Respecter la dignité et l’autodétermination :
Toujours inclure la personne dans les décisions médicales, dans la mesure de ses capacités (respect du consentement éclairé).
Prendre en compte les directives anticipées ou l’avis de la famille si le patient n’est plus en mesure de s’exprimer.
Se former et s’informer :
Approfondir ses connaissances en gérontologie.
Participer à des formations sur la communication avec les personnes âgées, l’évaluation de la fragilité, etc.
5. Les leviers d’action collectifs
Au-delà de l’action individuelle et professionnelle, la lutte contre l’âgisme doit également s’inscrire dans une dynamique plus large :
Sensibilisation du grand public : par des campagnes d’information et des événements culturels intergénérationnels.
Politiques publiques inclusives : encourager le maintien à domicile, l’accessibilité des lieux publics, la mixité générationnelle dans les quartiers.
Refonte des représentations médiatiques : montrer des rôles positifs et variés de personnes âgées dans les films, les séries, les publicités.
Conclusion
L’âgisme, bien qu’il touche majoritairement les personnes âgées, peut en réalité impacter chacun de nous à mesure que l’on avance en âge. Agir pour changer les mentalités, valoriser la diversité des parcours et garantir une égalité de traitement est un combat bénéfique à tous.

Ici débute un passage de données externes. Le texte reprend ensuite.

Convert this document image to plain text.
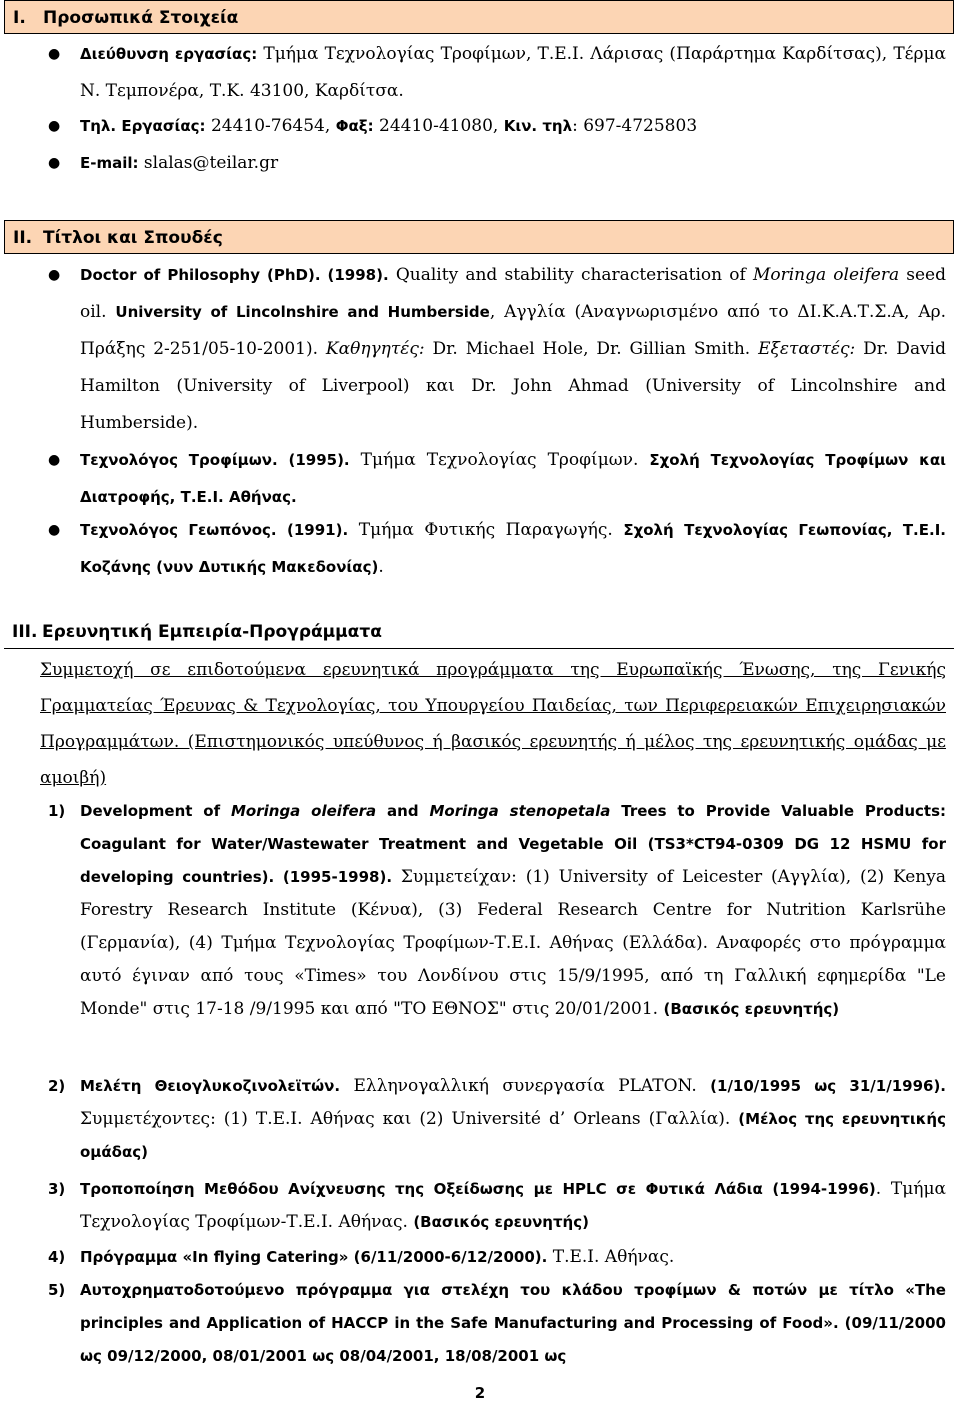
I. Προσωπικά Στοιχεία
● Διεύθυνση εργασίας: Τμήμα Τεχνολογίας Τροφίμων, Τ.Ε.Ι. Λάρισας (Παράρτημα Καρδίτσας), Τέρμα Ν. Τεμπονέρα, Τ.Κ. 43100, Καρδίτσα.
● Τηλ. Εργασίας: 24410-76454, Φαξ: 24410-41080, Κιν. τηλ: 697-4725803
● E-mail: slalas@teilar.gr
II. Τίτλοι και Σπουδές
● Doctor of Philosophy (PhD). (1998). Quality and stability characterisation of Moringa oleifera seed oil. University of Lincolnshire and Humberside, Αγγλία (Αναγνωρισμένο από το ΔΙ.Κ.Α.Τ.Σ.Α, Αρ. Πράξης 2-251/05-10-2001). Καθηγητές: Dr. Michael Hole, Dr. Gillian Smith. Εξεταστές: Dr. David Hamilton (University of Liverpool) και Dr. John Ahmad (University of Lincolnshire and Humberside).
● Τεχνολόγος Τροφίμων. (1995). Τμήμα Τεχνολογίας Τροφίμων. Σχολή Τεχνολογίας Τροφίμων και Διατροφής, Τ.Ε.Ι. Αθήνας.
● Τεχνολόγος Γεωπόνος. (1991). Τμήμα Φυτικής Παραγωγής. Σχολή Τεχνολογίας Γεωπονίας, Τ.Ε.Ι. Κοζάνης (νυν Δυτικής Μακεδονίας).
III. Ερευνητική Εμπειρία-Προγράμματα
Συμμετοχή σε επιδοτούμενα ερευνητικά προγράμματα της Ευρωπαϊκής Ένωσης, της Γενικής Γραμματείας Έρευνας & Τεχνολογίας, του Υπουργείου Παιδείας, των Περιφερειακών Επιχειρησιακών Προγραμμάτων. (Επιστημονικός υπεύθυνος ή βασικός ερευνητής ή μέλος της ερευνητικής ομάδας με αμοιβή)
1) Development of Moringa oleifera and Moringa stenopetala Trees to Provide Valuable Products: Coagulant for Water/Wastewater Treatment and Vegetable Oil (TS3*CT94-0309 DG 12 HSMU for developing countries). (1995-1998). Συμμετείχαν: (1) University of Leicester (Αγγλία), (2) Kenya Forestry Research Institute (Κένυα), (3) Federal Research Centre for Nutrition Karlsrühe (Γερμανία), (4) Τμήμα Τεχνολογίας Τροφίμων-Τ.Ε.Ι. Αθήνας (Ελλάδα). Αναφορές στο πρόγραμμα αυτό έγιναν από τους «Times» του Λονδίνου στις 15/9/1995, από τη Γαλλική εφημερίδα "Le Monde" στις 17-18 /9/1995 και από "ΤΟ ΕΘΝΟΣ" στις 20/01/2001. (Βασικός ερευνητής)
2) Μελέτη Θειογλυκοζινολεϊτών. Ελληνογαλλική συνεργασία PLATON. (1/10/1995 ως 31/1/1996). Συμμετέχοντες: (1) Τ.Ε.Ι. Αθήνας και (2) Université d’ Orleans (Γαλλία). (Μέλος της ερευνητικής ομάδας)
3) Τροποποίηση Μεθόδου Ανίχνευσης της Οξείδωσης με HPLC σε Φυτικά Λάδια (1994-1996). Τμήμα Τεχνολογίας Τροφίμων-Τ.Ε.Ι. Αθήνας. (Βασικός ερευνητής)
4) Πρόγραμμα «In flying Catering» (6/11/2000-6/12/2000). Τ.Ε.Ι. Αθήνας.
5) Αυτοχρηματοδοτούμενο πρόγραμμα για στελέχη του κλάδου τροφίμων & ποτών με τίτλο «The principles and Application of HACCP in the Safe Manufacturing and Processing of Food». (09/11/2000 ως 09/12/2000, 08/01/2001 ως 08/04/2001, 18/08/2001 ως
2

En tant qu’individu, remettre en question nos stéréotypes et inclure nos aînés dans la société sont des étapes cruciales. En tant que professionnel de santé, adopter une écoute attentive, utiliser des outils d’évaluation adaptés et faire preuve d’éthique sont autant de leviers pour offrir des soins de qualité, respectueux de la dignité de chacun.

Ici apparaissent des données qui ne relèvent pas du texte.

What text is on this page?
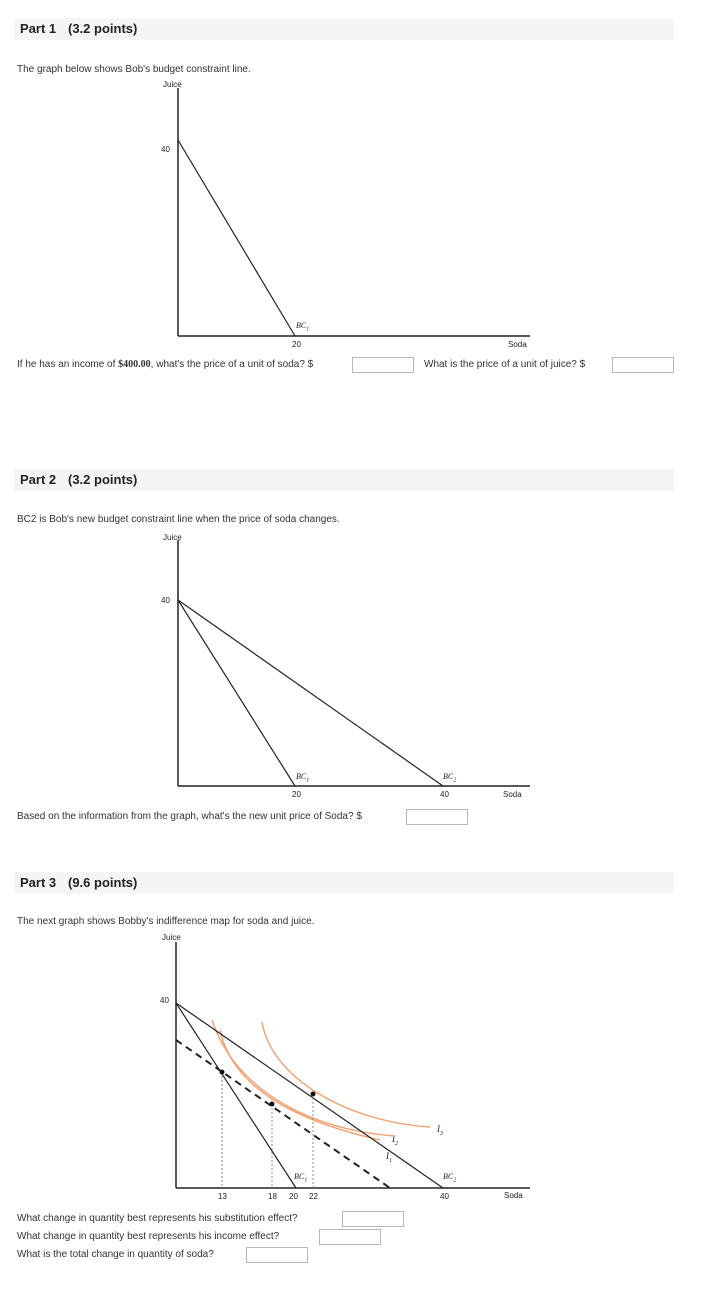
Part 1 (3.2 points)
The graph below shows Bob's budget constraint line.
Juice
40
20	Soda
$BC_1$
If he has an income of $400.00, what's the price of a unit of soda? $	What is the price of a unit of juice? $
Part 2 (3.2 points)
BC2 is Bob's new budget constraint line when the price of soda changes.
Juice
40
20	40	Soda
$BC_1$	$BC_2$
Based on the information from the graph, what's the new unit price of Soda? $
Part 3 (9.6 points)
The next graph shows Bobby's indifference map for soda and juice.
Juice
40
13	18 20 22	40	Soda
$BC_1$	$BC_2$
$I_1$
$I_2$
$I_3$
What change in quantity best represents his substitution effect?
What change in quantity best represents his income effect?
What is the total change in quantity of soda?
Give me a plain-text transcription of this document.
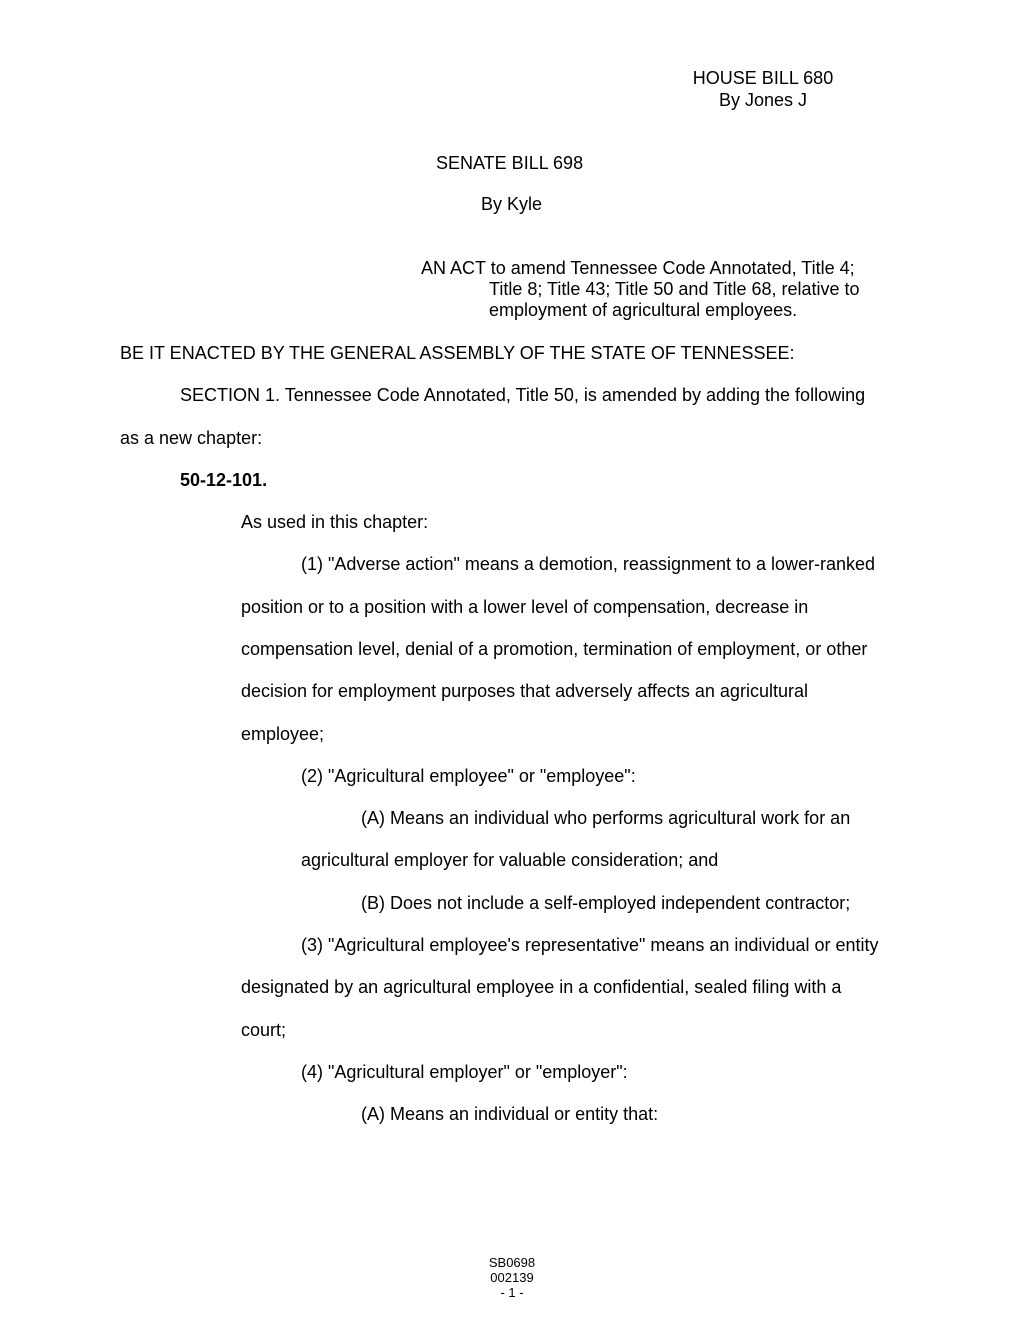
HOUSE BILL 680
By Jones J
SENATE BILL 698
By Kyle
AN ACT to amend Tennessee Code Annotated, Title 4;
Title 8; Title 43; Title 50 and Title 68, relative to
employment of agricultural employees.
BE IT ENACTED BY THE GENERAL ASSEMBLY OF THE STATE OF TENNESSEE:
SECTION 1. Tennessee Code Annotated, Title 50, is amended by adding the following
as a new chapter:
50-12-101.
As used in this chapter:
(1) "Adverse action" means a demotion, reassignment to a lower-ranked
position or to a position with a lower level of compensation, decrease in
compensation level, denial of a promotion, termination of employment, or other
decision for employment purposes that adversely affects an agricultural
employee;
(2) "Agricultural employee" or "employee":
(A) Means an individual who performs agricultural work for an
agricultural employer for valuable consideration; and
(B) Does not include a self-employed independent contractor;
(3) "Agricultural employee's representative" means an individual or entity
designated by an agricultural employee in a confidential, sealed filing with a
court;
(4) "Agricultural employer" or "employer":
(A) Means an individual or entity that:
SB0698
002139
- 1 -
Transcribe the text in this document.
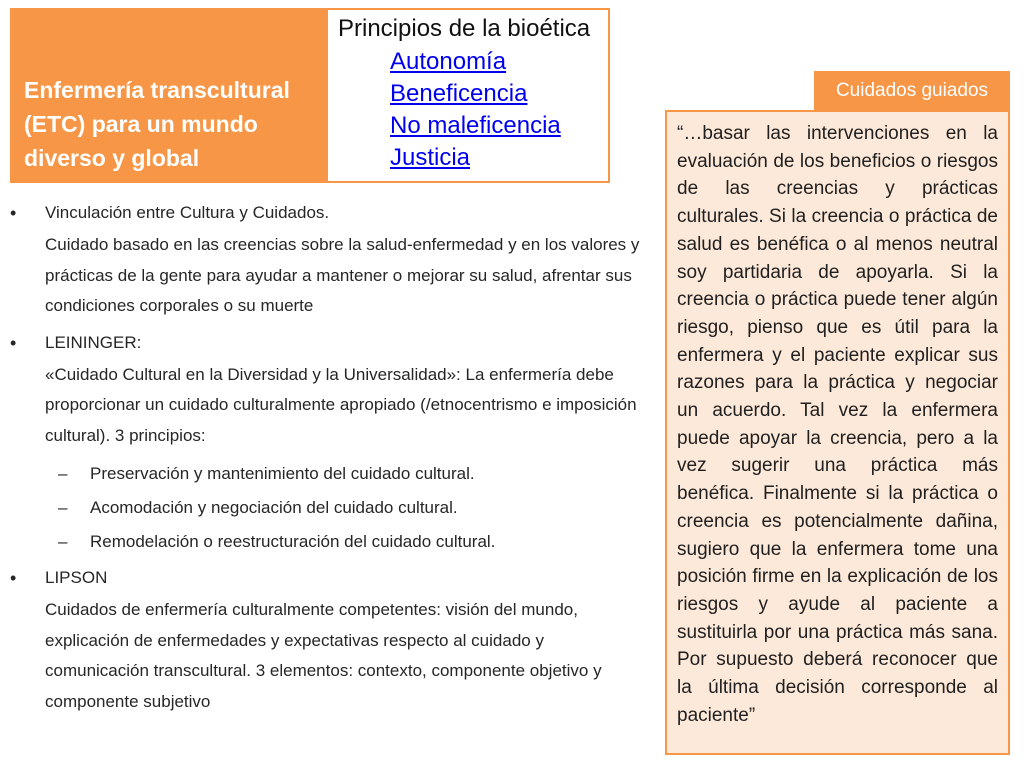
Enfermería transcultural (ETC) para un mundo diverso y global
Principios de la bioética
Autonomía
Beneficencia
No maleficencia
Justicia
Cuidados guiados

“…basar las intervenciones en la evaluación de los beneficios o riesgos de las creencias y prácticas culturales. Si la creencia o práctica de salud es benéfica o al menos neutral soy partidaria de apoyarla. Si la creencia o práctica puede tener algún riesgo, pienso que es útil para la enfermera y el paciente explicar sus razones para la práctica y negociar un acuerdo. Tal vez la enfermera puede apoyar la creencia, pero a la vez sugerir una práctica más benéfica. Finalmente si la práctica o creencia es potencialmente dañina, sugiero que la enfermera tome una posición firme en la explicación de los riesgos y ayude al paciente a sustituirla por una práctica más sana. Por supuesto deberá reconocer que la última decisión corresponde al paciente”

• Vinculación entre Cultura y Cuidados.
Cuidado basado en las creencias sobre la salud-enfermedad y en los valores y prácticas de la gente para ayudar a mantener o mejorar su salud, afrentar sus condiciones corporales o su muerte
• LEININGER:
«Cuidado Cultural en la Diversidad y la Universalidad»: La enfermería debe proporcionar un cuidado culturalmente apropiado (/etnocentrismo e imposición cultural). 3 principios:
– Preservación y mantenimiento del cuidado cultural.
– Acomodación y negociación del cuidado cultural.
– Remodelación o reestructuración del cuidado cultural.
• LIPSON
Cuidados de enfermería culturalmente competentes: visión del mundo, explicación de enfermedades y expectativas respecto al cuidado y comunicación transcultural. 3 elementos: contexto, componente objetivo y componente subjetivo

Parce que vieillir fait partie de la vie, lutter contre l’âgisme est avant tout une démarche d’humanisation et de solidarité.
Enfin dans le cadre du débat concernant la fin de vie, suite aux propositions de lois de François Bayrou, je tenais à rajouter que le désir de mettre fin à sa vie chez certaines personnes âgées pouvait être influencé par des perceptions sociétales négatives liées à l'âgisme. Notre société valorise souvent la jeunesse, la productivité et l'autonomie, ce qui peut amener les aînés à se sentir inutiles ou comme un fardeau lorsqu'ils ne correspondent plus à ces idéaux. Cette intériorisation des stéréotypes âgistes peut entraîner une diminution de l'estime de soi, un isolement social et une lassitude de vivre.
Des recherches indiquent que les personnes ayant une perception négative du vieillissement sont plus susceptibles de considérer des options telles que l'euthanasie ou le suicide assisté pour éviter une dépendance anticipée ou la peur de devenir un fardeau.
Il est donc crucial de promouvoir une image positive du vieillissement et de reconnaître la valeur des personnes âgées, indépendamment de leur niveau d'activité ou de contribution perçue à la société. Cela passe par une éducation visant à déconstruire les stéréotypes âgistes et par le renforcement des liens intergénérationnels, afin que chacun se sente respecté et valorisé tout au long de sa vie.
Et si, dès aujourd’hui, nous prêtions attention à nos paroles et à nos comportements ?
Évitons de parler des aînés comme un fardeau, intégrons-les dans nos projets et surtout, écoutons-les. C’est ainsi que nous pourrons, ensemble, déconstruire l’âgisme.